A lunchtime stroll up New Jersey Avenue to the Capitol, the grounds and plantings and pleasant vistas of which (I now realize) are thanks to Frederick Law Olmsted. Now that I’ve read his biography and learned this fact, I think of him often when I walk by. No wonder my eyes rest so easily on the west front, are led so capably to the dome. He planned it that way.

But the Capitol was not my destination. I walked around it to East Capitol Street, past the Folger and down the shady brick sidewalk to Lincoln Park.

If Mall walks are about the grandiose and the touristic (the grand edifices of the National Gallery, Natural History and American History Museums), Capitol Hill walks are about the domestic and the personal. Artful arrangements of zinnias and marigolds; the fluttering miracle of an overgrown butterfly bush; a fountain accessorized with a kitschy artificial deer (out here in the suburbs we have enough of the real thing, thank  you very much); and dry cleaners, markets and drug stores tucked away on inconspicuous corners (no tacky neon signs here).

My mind wanders: If we lived here, I could walk to work. We would mow our grass with a push mower, grow roses and herbs in large clay pots. And that balconied turret, that’s where I’d write.

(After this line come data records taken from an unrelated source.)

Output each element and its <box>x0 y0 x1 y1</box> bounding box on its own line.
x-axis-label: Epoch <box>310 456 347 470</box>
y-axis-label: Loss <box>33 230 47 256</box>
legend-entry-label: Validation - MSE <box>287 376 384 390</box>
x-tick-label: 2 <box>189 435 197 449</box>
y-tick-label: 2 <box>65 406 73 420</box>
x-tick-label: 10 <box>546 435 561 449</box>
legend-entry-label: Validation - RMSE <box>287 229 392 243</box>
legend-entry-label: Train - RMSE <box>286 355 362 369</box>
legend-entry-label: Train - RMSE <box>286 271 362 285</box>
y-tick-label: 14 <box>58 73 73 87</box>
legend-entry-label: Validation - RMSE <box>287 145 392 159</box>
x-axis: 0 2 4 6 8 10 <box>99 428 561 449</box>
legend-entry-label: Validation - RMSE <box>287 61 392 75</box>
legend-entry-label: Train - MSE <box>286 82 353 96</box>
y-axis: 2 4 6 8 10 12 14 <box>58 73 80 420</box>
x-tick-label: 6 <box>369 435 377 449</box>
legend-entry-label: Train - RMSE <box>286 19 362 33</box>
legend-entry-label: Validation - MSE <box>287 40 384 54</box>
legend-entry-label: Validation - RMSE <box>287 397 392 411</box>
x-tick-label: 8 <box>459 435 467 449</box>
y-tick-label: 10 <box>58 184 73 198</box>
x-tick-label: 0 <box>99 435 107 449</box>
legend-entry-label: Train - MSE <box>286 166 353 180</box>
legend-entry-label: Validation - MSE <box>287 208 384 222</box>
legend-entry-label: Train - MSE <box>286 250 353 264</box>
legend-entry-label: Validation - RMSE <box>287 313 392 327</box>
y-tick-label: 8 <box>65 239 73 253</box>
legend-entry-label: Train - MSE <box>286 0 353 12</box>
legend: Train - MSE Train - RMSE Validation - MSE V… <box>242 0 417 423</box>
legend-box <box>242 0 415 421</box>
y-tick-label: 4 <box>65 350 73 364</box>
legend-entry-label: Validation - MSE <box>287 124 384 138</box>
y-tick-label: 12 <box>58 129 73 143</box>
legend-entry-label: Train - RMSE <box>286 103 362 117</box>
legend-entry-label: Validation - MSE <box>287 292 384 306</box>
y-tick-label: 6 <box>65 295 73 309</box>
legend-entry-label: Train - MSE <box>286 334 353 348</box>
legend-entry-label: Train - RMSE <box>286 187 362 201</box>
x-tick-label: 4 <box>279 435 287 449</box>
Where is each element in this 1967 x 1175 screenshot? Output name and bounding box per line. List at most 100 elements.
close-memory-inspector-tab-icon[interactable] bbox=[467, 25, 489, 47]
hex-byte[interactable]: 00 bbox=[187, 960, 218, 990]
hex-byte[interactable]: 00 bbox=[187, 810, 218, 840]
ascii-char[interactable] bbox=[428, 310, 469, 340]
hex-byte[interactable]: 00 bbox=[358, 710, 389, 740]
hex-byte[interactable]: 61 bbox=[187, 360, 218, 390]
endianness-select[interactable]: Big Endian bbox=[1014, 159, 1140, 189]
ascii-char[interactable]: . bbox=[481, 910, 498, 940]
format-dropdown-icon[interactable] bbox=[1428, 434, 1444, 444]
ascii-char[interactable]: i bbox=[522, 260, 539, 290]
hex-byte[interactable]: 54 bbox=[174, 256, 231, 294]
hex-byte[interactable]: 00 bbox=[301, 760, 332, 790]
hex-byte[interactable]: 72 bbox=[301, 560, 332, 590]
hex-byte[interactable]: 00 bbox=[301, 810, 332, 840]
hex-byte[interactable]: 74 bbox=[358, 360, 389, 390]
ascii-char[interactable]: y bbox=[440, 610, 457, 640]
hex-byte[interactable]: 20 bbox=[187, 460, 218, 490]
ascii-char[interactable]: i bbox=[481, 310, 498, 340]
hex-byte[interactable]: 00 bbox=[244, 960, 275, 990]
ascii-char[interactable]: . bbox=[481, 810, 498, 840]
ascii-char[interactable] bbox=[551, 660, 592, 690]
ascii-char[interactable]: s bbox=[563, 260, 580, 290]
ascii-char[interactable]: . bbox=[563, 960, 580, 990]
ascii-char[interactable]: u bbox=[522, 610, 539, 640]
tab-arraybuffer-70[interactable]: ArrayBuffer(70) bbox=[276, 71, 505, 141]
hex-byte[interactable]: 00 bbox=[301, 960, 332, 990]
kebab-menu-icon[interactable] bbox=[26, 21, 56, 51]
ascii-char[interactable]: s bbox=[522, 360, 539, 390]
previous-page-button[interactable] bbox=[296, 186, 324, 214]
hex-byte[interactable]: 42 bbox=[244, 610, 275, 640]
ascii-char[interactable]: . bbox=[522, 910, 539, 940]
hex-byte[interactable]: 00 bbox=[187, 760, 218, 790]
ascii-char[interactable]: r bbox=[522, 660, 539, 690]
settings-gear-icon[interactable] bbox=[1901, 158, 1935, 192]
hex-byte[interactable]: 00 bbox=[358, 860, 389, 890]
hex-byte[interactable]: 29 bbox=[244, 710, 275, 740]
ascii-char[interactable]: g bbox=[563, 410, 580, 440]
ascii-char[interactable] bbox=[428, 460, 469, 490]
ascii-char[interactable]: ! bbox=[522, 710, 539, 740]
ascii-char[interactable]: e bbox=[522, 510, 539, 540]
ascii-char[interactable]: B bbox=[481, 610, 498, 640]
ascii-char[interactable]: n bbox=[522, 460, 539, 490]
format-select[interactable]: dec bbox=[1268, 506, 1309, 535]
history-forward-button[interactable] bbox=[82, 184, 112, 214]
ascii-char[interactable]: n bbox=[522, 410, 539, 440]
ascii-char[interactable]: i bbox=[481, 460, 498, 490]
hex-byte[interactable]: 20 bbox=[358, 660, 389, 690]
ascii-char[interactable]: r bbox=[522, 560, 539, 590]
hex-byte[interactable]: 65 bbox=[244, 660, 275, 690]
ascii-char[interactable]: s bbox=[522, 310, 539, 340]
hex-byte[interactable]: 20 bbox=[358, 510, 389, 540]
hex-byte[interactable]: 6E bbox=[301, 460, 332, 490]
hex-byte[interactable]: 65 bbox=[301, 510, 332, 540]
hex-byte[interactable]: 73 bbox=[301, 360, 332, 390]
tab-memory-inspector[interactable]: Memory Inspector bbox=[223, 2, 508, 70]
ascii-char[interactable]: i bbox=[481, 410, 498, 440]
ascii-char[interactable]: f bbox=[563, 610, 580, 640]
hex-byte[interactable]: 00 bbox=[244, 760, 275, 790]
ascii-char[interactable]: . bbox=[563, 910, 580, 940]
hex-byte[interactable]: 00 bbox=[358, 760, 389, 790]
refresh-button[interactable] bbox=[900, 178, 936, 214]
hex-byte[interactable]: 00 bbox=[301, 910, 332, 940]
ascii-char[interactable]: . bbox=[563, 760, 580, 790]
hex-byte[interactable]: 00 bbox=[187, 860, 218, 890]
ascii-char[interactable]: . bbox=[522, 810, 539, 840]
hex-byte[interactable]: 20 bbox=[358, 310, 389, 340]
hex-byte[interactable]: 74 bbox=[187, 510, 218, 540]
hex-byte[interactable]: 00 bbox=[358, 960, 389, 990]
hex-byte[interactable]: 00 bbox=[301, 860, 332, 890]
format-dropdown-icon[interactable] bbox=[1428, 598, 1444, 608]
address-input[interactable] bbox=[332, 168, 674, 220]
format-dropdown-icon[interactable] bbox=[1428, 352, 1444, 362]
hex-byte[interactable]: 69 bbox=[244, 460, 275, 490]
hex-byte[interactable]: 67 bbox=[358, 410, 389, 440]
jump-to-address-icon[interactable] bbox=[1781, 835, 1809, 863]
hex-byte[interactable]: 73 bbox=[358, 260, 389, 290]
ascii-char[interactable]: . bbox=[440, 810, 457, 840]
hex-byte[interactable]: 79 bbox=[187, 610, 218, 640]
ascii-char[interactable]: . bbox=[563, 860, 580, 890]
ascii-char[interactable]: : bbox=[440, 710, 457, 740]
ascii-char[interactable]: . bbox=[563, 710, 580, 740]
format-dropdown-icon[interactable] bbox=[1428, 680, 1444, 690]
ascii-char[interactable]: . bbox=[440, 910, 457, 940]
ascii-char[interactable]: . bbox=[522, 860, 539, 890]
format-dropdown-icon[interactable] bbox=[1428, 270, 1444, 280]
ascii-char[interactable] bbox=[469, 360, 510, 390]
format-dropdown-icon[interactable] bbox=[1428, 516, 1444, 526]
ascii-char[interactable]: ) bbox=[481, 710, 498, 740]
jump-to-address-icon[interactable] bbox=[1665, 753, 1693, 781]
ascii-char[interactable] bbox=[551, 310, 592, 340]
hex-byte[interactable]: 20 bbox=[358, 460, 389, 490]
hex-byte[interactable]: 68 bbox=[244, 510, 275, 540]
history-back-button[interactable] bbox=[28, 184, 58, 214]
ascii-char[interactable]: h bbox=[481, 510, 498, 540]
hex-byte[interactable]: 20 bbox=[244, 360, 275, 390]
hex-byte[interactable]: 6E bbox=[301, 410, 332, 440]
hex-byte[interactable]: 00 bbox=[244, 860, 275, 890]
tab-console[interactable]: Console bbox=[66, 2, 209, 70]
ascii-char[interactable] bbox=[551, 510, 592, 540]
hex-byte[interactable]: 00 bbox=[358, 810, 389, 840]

The Capitol Hill walk is also about fantasy.

A photo of the Capitol that is old and out of season and that convinces me to bring my camera along the next time I take a lunchtime stroll in the city.

A Year Ago Today

A Year Ago Today

It was an ordinary late summer afternoon, silky air, the sort of day you wished you didn’t have to spend inside. And, as it turned out, many of us didn’t have to.  Because at 1:50 p.m. we were turned from our homes and offices onto the street by a 5.8 magnitude earthquake.

Though we later learned we should have sheltered in place under our desks (ignoring every protective instinct we had), we headed outside.  And for the next few hours the streets of D.C. were filled with panicked and then (once we got used to the idea) bemused office dwellers.

I had leapt from my chair without purse or cell phone but (strangely) with the Diet Coke I was holding when the building began to shake. For the next hour I frantically tried to reach family members on borrowed phones. At home I found broken china and a closet ankle deep in photos, papers and clothes that had been shaken off their shelves.

The earthquake happened a year ago today. A year of record heat and drought — with the occasional hurricane and derecho thrown in.

The tremblor seemed strange at the time. But strange is becoming commonplace.



The “D.C. Earthquake Devastation” photo that made the rounds on the Internet last year.

The City at Night

The City at Night


Two nights ago, when the moon was full, we drove downtown in a red convertible to see the sights. The wind whipped our hair, and even with jackets on we were chilly. As we crossed the 14th Street Bridge, the city swung into sight. The Washington Monument, the Lincoln, the White House, the Capitol. Every building white against the inky night sky. Our niece, Liz, snapped photo after photo from the back seat; it was her first visit.
Suddenly the city that is our steady spouse, our workaday companion, became our lover — dark and sparkly and full of life.